2026-01-28 14:18:54,231 - biokb_ipni.db.manager - INFO - Loading NCBI Taxonomy data for mapping families and names
2026-01-28 14:19:06,912 - biokb_ipni.db.manager - INFO - Importing references
2026-01-28 14:19:17,348 - biokb_ipni.db.manager - INFO - Importing families
2026-01-28 14:19:19,166 - biokb_ipni.db.manager - INFO - Importing names
2026-01-28 14:20:09,802 - biokb_ipni.db.manager - INFO - Importing type materials
2026-01-28 14:20:15,326 - biokb_ipni.db.manager - INFO - Importing name relations

In [4]:

Copied!

print(import_data.__doc__)
print(import_data.__doc__)

Import all data in database.

Args:
    engine (Optional[Engine]): SQLAlchemy engine. Defaults to None.
    force_download (bool, optional): If True, will force download the data, even if
        files already exist. If False, it will skip the downloading part if files
        already exist locally.

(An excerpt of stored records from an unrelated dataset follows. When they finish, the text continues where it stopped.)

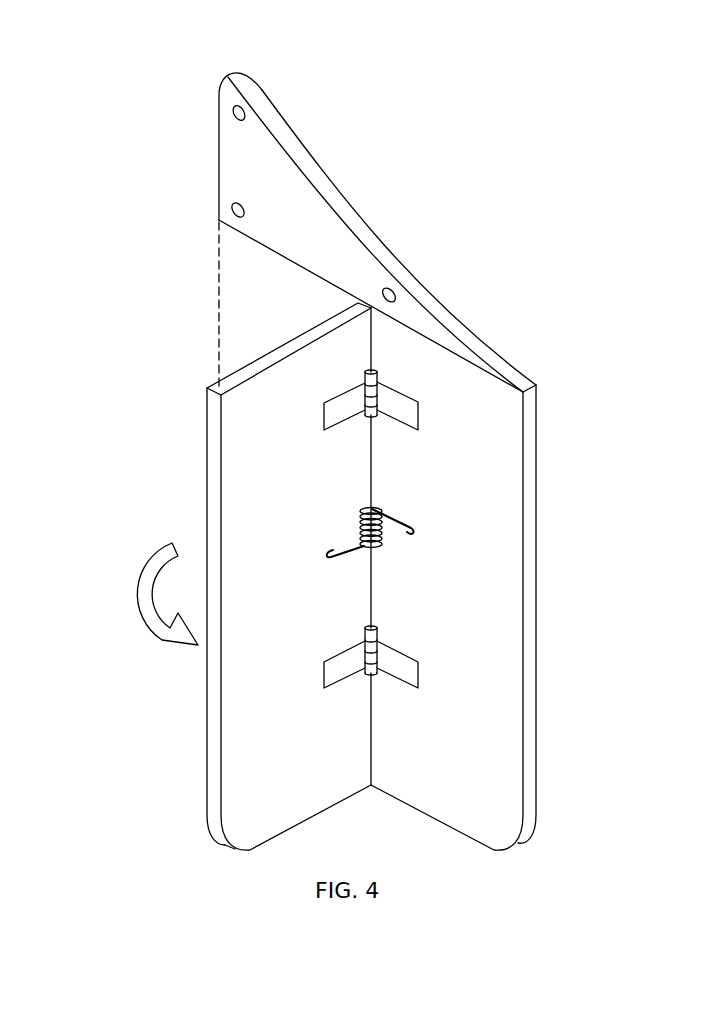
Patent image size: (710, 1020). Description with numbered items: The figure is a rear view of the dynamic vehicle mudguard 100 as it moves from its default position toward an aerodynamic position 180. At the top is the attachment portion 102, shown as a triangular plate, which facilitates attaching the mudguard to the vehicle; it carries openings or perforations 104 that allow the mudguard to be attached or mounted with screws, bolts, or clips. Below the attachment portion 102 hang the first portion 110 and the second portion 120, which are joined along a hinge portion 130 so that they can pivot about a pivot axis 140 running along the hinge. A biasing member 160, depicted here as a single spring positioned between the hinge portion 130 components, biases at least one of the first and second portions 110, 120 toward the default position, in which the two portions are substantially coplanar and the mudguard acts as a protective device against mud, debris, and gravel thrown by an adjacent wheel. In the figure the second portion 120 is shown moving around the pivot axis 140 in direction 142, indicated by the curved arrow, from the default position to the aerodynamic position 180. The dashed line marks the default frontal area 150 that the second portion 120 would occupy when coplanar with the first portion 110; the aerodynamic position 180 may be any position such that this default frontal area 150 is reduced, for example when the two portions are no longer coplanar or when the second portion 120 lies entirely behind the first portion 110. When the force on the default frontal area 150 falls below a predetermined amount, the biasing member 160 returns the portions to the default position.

The dynamic vehicle mudguard 100 is at (502, 178).
The attachment portion 102 is at (368, 237).
The openings or perforations 104 is at (240, 122).
The first portion 110 is at (537, 488).
The second portion 120 is at (207, 740).
The hinge portion 130 is at (394, 423).
The pivot axis 140 is at (372, 730).
The direction 142 is at (170, 547).
The default frontal area 150 is at (218, 270).
The biasing member 160 is at (356, 510).
The aerodynamic position 180 is at (213, 840).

Defaults to False.
    delete_files (bool, optional): If True, downloaded files are deleted after import.
        Defaults to False.

Returns:
    Dict[str, int]: table=key and number of inserted=value

Command line interface¶

biokb_ipni -v import-data

-v provides you with information about the processes currently running. If you do not wish to see this information, you can simply omit -v.

Options with the CLI¶

  -f, --force-download          Force re-download of the source file [default: False]
  -d, --delete-files            Delete downloaded source files after import [default: False]
  -c, --connection-string TEXT  SQLAlchemy engine URL [default:sqlite:////~/.biokb/biokb.db]
  --help                        Show this message and exit.

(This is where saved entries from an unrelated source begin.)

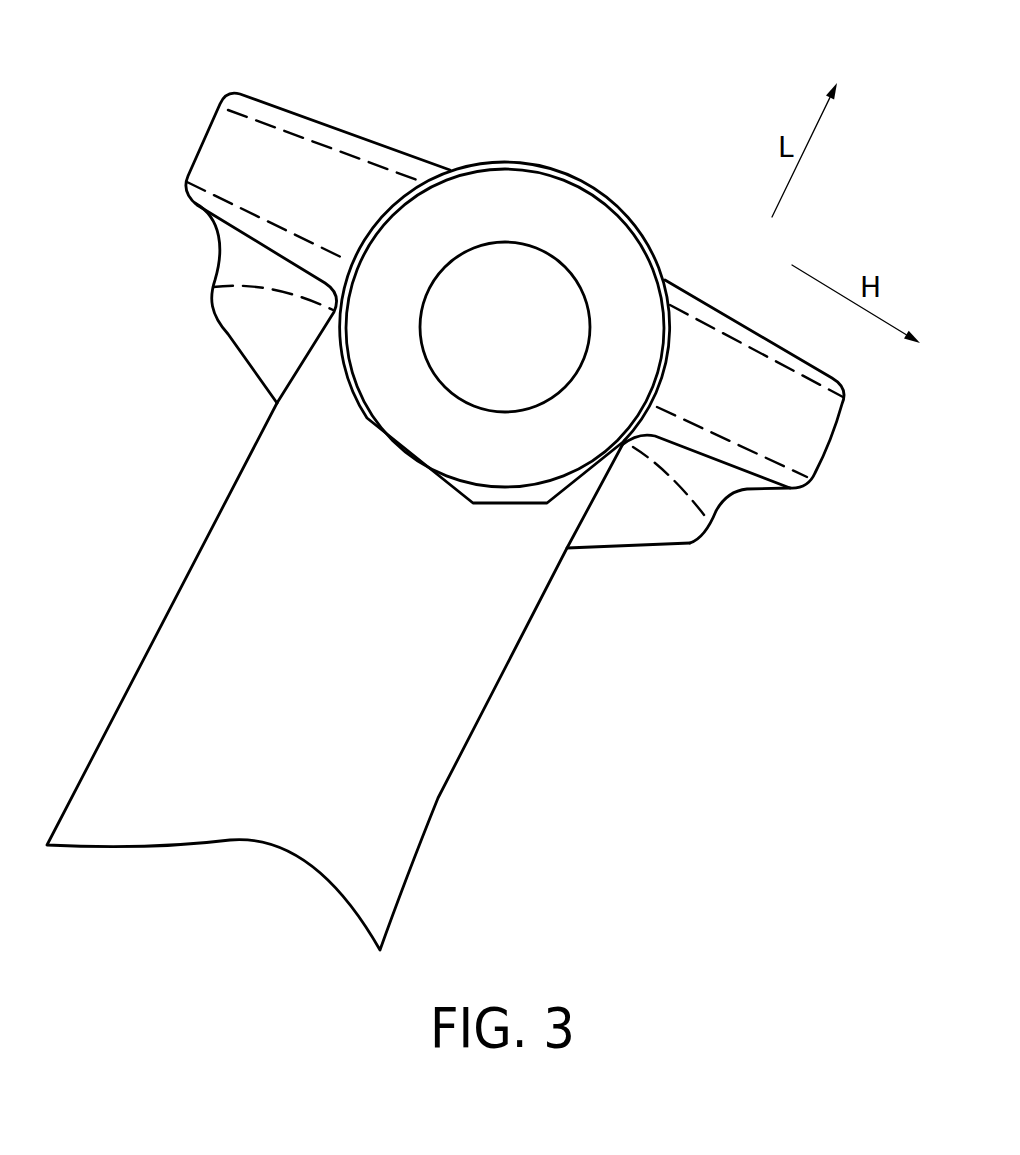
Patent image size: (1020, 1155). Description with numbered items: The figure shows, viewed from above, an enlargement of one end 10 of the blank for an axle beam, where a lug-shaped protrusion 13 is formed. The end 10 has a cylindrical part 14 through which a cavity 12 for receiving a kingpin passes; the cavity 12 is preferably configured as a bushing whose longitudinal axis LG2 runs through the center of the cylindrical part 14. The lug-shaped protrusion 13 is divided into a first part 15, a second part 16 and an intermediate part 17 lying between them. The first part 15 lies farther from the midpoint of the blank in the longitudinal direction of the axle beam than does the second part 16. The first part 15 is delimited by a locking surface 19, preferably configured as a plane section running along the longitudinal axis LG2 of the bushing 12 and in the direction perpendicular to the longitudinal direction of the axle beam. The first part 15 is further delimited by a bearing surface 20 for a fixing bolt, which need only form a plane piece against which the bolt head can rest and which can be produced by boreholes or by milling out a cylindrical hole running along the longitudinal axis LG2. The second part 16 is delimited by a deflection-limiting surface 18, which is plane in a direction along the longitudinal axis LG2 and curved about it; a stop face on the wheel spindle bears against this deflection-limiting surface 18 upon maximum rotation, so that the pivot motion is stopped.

The end of the blank 10 is at (552, 149).
The cavity 12 is at (443, 352).
The lug-shaped protrusion 13 is at (738, 543).
The cylindrical part 14 is at (562, 203).
The first part 15 is at (807, 432).
The second part 16 is at (613, 532).
The intermediate part 17 is at (243, 267).
The deflection-limiting surface 18 is at (683, 490).
The locking surface 19 is at (263, 106).
The bearing surface 20 is at (773, 463).
The longitudinal axis of the bushing LG2 is at (504, 328).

Here an example to create a database with a custom name, force re-download of the source file, and delete downloaded source files after import:

biokb_ipni -v import-data -f -d -c sqlite:///my_own_name.db

How to write a connection string¶

In the last (and also in the next) section we used a connection string to define the type and name of the database. Here are some examples how to write connection strings for different database management systems:

SQLite: sqlite:///ipni.db (creates a file named ipni.db in the current directory)
MySQL: mysql+pymysql://username:password@localhost/ipni_db
PostgreSQL: postgresql+psycopg2://username:password@localhost/ipni_db

If you are using a different host or port, please adjust the connection string accordingly. For more details on connection strings, please refer to the SQLAlchemy documentation. SQLite and MySQL are supported out of the box. For other databases you need to install the specific libraries (like psycopg2 package) in your environment.

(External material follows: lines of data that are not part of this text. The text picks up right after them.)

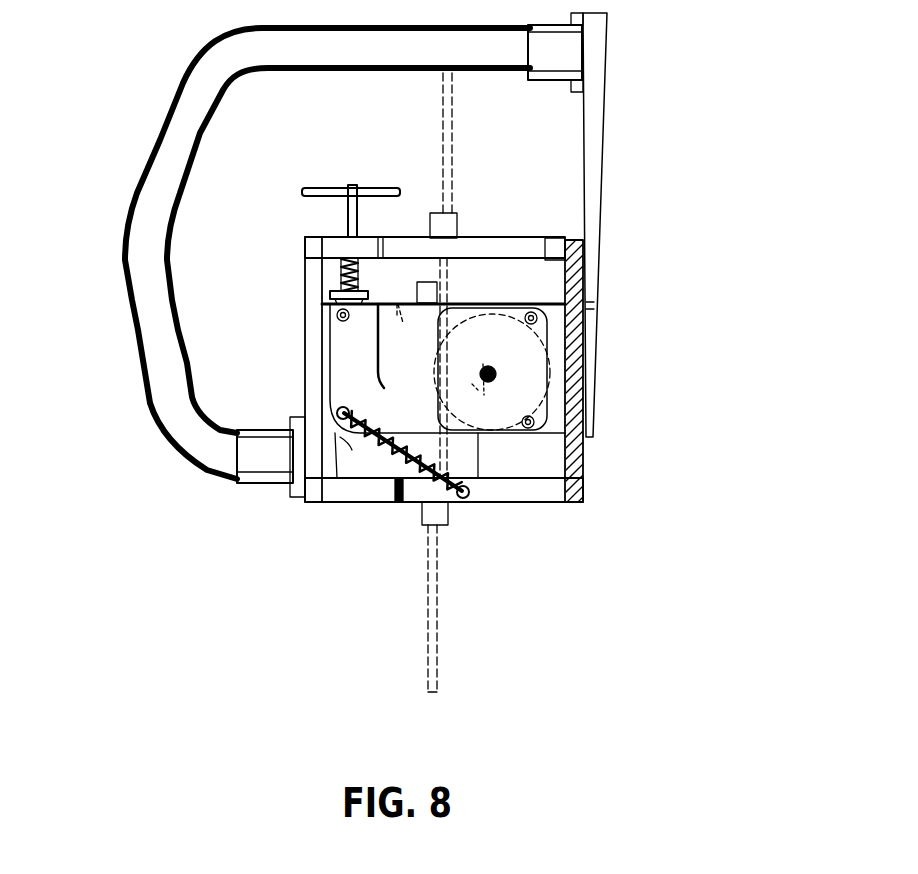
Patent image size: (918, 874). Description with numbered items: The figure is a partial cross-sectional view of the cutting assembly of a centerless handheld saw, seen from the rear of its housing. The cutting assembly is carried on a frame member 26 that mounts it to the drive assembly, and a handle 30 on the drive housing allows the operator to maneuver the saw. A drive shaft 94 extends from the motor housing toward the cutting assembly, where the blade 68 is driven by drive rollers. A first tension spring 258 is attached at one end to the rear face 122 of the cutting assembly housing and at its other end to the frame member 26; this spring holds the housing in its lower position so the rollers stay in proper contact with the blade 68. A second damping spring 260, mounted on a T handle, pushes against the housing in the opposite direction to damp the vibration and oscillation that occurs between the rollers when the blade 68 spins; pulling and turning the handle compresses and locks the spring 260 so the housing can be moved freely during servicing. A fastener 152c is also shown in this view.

The frame member 26 is at (533, 497).
The handle 30 is at (157, 378).
The blade 68 is at (428, 620).
The drive shaft 94 is at (496, 375).
The rear face 122 is at (410, 322).
The screw 152c is at (337, 312).
The first tension spring 258 is at (362, 437).
The second damping spring 260 is at (343, 275).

Python with other database management systems¶

If we want to use a different database like the default (SQLite -> ~/.biokb/biokb.db) in python we have to create an engine with SQLAlchemy first and then pass it to the import_data function. Here an example with MySQL (assuming you have already created a database named ipni_db in your MySQL server, host:localhost, port:3306, database: ipni, user: username, password: password):

from sqlalchemy import create_engine
from biokb_ipni import import_data

engine = create_engine("mysql+pymysql://username:password@localhost:3306/ipni")
import_data(engine)

RESTful API only¶

If you only want to use the RESTful API to access the data you can start it as follows:

biokb_ipni run-server

If you get an error message like:

biokb_ipni run-server
API server running at http://127.0.0.1:8000/docs#/
ERROR:    [Errno 98] error while attempting to bind on address ('0.0.0.0', 8000): address already in use

Use another port with the --port option:

biokb_ipni run-server --port 8080

Depending on the port (here 8080) open http://127.0.0.1:8080/docs#/ in your browser to access the API documentation.

By default username admin and password admin are used to access the protected methods of the API (with a lock symbol). You can change it with the options --user and --password:

biokb_ipni run-server --user my_user --password my_password

If data already import via biokb_ipni import-data the API will use the existing database located at ~/.biokb/biokb.db. Otherwise open the /import_data/ endpoint to import the data (use user and password). ttls files will be created (if not exists) and exported via the /export_data/ endpoint. If you want to import the data into a Neo4j Knowledge Graph use /import_neo4j/.